Silivri'nin önemli beklentilerinden birinin hızlı tren olduğunu söyleyen Yıldırım,"Onu da yapıyoruz. Silivri'den Edirne'ye hızlı tren yapılıyor. Hayırlı uğurlu olsun" diye konuştu. Silivri temaslarında AK Parti'nin ardından MHP ilçe başkanlığına uğrayan Yıldırım, sahile geçerek balıkçı esnafını da ziyaret etti. Balıkları inceleyen Yıldırım, eline aldığı bir balığın solungaçlarını göstererek, "Ne kadar kırmızı olursa o kadar tazedir" dedi. Hangi balığı daha çok sevdiği sorulan Yıldırım, "Hepsini" yanıtını verdi.

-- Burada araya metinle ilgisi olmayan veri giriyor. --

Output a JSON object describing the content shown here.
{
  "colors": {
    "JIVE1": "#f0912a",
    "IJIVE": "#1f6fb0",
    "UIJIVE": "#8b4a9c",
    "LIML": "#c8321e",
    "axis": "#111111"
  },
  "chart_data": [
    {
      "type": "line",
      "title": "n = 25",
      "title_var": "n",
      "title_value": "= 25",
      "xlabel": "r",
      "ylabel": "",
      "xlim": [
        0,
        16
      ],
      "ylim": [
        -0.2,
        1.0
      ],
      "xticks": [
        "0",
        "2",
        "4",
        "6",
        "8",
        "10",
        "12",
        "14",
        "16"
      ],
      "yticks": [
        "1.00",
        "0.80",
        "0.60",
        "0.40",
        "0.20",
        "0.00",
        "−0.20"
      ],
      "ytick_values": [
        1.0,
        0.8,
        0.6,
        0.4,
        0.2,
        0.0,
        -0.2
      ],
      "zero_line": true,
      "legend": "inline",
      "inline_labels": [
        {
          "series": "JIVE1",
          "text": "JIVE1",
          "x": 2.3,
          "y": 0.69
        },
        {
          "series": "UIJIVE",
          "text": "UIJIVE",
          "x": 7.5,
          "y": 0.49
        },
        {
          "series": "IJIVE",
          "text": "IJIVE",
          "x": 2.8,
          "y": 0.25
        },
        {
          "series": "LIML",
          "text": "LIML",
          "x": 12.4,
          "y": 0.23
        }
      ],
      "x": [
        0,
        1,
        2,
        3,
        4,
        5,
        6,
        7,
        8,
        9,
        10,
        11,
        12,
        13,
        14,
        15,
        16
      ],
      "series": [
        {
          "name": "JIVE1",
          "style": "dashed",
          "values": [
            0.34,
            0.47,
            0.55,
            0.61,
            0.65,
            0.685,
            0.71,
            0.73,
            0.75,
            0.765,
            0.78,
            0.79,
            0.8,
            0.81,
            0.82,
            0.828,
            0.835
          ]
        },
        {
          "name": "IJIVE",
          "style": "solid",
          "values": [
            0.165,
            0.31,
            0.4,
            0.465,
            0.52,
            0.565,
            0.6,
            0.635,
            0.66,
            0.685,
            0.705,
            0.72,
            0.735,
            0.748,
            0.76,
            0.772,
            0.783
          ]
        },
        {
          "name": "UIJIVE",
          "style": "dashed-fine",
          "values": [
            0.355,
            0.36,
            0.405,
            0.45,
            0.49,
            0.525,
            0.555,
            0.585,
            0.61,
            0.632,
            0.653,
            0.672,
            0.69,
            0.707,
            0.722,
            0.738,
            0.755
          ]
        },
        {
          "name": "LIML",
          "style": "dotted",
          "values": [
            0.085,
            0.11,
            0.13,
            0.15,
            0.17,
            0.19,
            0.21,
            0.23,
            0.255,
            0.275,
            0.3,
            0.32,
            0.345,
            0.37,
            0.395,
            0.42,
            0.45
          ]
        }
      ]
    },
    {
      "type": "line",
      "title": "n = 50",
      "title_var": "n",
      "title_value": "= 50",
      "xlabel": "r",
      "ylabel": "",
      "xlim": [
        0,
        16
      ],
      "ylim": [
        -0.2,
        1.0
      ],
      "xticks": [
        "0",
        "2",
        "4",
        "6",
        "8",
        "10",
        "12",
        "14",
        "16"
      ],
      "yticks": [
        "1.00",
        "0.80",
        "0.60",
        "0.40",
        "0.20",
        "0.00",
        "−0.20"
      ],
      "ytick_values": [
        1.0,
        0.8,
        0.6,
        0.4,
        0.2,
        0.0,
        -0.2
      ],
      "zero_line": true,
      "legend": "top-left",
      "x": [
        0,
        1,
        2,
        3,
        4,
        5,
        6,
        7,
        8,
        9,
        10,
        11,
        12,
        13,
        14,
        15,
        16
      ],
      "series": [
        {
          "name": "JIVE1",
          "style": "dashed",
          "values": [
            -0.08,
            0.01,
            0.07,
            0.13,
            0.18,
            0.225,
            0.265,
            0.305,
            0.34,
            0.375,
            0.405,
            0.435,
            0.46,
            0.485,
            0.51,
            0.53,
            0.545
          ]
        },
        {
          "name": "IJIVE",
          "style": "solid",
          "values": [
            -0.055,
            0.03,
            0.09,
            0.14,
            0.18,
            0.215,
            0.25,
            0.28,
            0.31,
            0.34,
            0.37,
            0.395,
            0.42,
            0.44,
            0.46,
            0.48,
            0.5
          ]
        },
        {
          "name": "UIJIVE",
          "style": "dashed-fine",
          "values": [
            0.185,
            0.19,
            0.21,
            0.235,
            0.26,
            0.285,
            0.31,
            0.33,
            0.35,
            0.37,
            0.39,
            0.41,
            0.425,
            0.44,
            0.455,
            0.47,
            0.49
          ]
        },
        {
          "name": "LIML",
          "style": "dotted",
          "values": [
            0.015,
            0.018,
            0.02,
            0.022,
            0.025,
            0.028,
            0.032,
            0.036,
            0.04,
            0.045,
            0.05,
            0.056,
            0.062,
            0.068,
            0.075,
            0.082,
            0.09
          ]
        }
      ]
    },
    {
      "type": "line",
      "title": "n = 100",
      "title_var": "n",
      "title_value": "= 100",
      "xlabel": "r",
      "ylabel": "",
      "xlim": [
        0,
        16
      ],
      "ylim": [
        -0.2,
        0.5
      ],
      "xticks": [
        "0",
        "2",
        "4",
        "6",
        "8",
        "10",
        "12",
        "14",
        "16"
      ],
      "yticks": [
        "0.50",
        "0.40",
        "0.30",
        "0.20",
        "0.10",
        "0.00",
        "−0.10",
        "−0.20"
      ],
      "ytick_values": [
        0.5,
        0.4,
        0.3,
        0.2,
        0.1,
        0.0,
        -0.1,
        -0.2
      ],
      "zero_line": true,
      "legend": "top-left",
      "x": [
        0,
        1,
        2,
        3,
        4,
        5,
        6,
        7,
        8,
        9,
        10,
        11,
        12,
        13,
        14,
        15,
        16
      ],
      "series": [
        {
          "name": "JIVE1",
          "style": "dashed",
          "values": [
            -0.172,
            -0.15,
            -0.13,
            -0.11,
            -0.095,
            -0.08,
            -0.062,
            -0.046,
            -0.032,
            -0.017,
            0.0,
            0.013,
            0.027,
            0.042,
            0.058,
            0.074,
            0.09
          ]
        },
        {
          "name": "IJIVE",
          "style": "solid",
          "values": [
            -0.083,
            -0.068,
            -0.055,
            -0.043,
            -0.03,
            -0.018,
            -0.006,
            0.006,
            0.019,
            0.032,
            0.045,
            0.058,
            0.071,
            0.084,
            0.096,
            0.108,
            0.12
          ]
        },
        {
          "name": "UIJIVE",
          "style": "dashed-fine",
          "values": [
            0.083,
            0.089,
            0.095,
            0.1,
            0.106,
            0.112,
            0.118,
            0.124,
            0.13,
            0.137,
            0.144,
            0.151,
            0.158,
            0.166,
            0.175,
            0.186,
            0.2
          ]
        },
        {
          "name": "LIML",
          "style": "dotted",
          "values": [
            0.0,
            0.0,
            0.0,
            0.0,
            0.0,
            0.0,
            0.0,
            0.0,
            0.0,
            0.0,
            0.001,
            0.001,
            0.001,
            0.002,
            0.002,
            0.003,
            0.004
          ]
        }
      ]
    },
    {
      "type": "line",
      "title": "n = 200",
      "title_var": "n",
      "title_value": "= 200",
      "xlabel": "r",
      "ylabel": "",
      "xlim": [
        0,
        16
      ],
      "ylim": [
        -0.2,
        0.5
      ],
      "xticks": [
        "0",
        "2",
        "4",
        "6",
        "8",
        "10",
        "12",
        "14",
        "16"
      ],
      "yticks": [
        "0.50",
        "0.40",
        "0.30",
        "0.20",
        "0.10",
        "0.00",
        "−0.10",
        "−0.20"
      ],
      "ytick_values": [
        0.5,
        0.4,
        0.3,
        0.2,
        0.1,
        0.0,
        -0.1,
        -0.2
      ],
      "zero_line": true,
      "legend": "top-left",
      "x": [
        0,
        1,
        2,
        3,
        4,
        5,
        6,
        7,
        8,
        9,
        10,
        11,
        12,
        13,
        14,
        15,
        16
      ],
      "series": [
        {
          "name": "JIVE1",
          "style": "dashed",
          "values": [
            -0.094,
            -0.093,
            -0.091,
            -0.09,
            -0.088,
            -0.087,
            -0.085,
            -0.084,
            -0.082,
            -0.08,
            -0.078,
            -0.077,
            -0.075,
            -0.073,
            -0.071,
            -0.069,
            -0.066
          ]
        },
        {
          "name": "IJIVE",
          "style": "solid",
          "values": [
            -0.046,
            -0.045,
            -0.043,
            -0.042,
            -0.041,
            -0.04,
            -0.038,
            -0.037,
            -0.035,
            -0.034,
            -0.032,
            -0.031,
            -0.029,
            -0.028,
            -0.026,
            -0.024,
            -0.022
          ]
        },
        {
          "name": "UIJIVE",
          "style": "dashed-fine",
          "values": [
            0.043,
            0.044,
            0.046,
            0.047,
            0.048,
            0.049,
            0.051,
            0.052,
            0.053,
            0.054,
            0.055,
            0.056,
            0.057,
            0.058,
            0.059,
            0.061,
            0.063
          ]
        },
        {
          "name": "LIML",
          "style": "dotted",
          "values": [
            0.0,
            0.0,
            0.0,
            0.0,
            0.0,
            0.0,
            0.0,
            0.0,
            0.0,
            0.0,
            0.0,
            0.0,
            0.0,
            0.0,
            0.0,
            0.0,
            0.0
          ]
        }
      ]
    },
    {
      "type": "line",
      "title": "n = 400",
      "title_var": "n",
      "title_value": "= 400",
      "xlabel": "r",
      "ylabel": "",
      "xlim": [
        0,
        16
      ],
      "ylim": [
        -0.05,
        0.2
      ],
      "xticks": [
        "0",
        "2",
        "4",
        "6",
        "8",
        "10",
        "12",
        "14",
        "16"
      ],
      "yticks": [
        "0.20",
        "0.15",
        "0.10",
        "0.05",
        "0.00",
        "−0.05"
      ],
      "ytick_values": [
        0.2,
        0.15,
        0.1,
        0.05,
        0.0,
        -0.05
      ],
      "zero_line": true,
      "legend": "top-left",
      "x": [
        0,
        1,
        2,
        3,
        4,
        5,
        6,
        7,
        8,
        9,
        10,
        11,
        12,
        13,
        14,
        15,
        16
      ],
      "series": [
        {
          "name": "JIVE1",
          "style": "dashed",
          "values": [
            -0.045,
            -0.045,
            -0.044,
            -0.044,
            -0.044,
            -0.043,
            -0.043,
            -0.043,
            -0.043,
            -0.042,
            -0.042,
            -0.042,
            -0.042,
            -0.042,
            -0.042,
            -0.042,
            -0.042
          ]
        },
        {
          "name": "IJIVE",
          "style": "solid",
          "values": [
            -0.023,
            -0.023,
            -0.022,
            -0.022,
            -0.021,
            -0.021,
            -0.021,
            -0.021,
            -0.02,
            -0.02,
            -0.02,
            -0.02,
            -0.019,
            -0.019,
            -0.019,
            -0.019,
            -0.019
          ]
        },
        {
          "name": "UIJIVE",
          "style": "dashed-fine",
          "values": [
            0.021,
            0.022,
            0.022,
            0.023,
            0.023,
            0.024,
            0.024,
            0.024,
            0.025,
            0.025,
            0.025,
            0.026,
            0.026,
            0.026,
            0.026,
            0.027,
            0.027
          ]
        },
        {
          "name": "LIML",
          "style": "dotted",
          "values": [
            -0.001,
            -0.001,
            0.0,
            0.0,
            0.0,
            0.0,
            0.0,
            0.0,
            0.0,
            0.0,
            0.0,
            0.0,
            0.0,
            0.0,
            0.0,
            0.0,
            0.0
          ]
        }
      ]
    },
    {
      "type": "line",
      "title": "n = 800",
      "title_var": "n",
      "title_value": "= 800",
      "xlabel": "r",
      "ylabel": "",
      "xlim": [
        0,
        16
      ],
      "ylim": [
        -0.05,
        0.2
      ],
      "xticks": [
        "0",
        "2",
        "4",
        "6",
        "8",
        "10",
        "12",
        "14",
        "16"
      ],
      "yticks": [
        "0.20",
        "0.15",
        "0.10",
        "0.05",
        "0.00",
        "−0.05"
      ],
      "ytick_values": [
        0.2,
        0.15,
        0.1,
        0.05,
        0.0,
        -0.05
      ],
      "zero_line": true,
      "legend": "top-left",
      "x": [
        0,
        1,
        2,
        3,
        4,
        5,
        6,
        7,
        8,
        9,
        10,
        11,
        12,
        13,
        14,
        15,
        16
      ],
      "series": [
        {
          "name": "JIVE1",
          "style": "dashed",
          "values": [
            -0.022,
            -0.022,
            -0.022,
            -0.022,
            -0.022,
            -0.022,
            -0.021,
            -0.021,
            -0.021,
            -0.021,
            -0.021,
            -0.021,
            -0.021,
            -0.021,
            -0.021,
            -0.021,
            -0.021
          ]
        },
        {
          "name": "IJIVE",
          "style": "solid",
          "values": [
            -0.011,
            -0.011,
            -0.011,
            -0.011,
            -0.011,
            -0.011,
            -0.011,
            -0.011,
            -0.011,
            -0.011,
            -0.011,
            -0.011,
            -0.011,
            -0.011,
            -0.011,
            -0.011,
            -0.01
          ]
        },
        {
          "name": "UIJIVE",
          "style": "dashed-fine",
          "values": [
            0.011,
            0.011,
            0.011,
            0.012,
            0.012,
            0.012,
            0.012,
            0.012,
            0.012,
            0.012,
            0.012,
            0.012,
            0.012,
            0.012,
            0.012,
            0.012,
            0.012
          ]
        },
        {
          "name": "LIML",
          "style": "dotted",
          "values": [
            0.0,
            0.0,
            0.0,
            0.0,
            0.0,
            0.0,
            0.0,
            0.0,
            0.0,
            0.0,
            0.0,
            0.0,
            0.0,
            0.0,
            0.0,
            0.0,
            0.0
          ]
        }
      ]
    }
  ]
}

Yıldırım, Silivri'den sonra Çatalca'ya geçti. AK Parti ve MHP Çatalca ilçe başkanlıklarını ziyaret eden Yıldırım, Çatalca Meydanı'nda toplanan kalabalığa seçim otobüsü üzerinden hitap etti. Yıldırım, "Biz mümkün mertebe aday olduğumuz ilin konularını konuşacağız. Siyaseti genel başkanlar yapsın. Bizim işimiz İstanbul. Bizim işimiz Çatalca" dedi.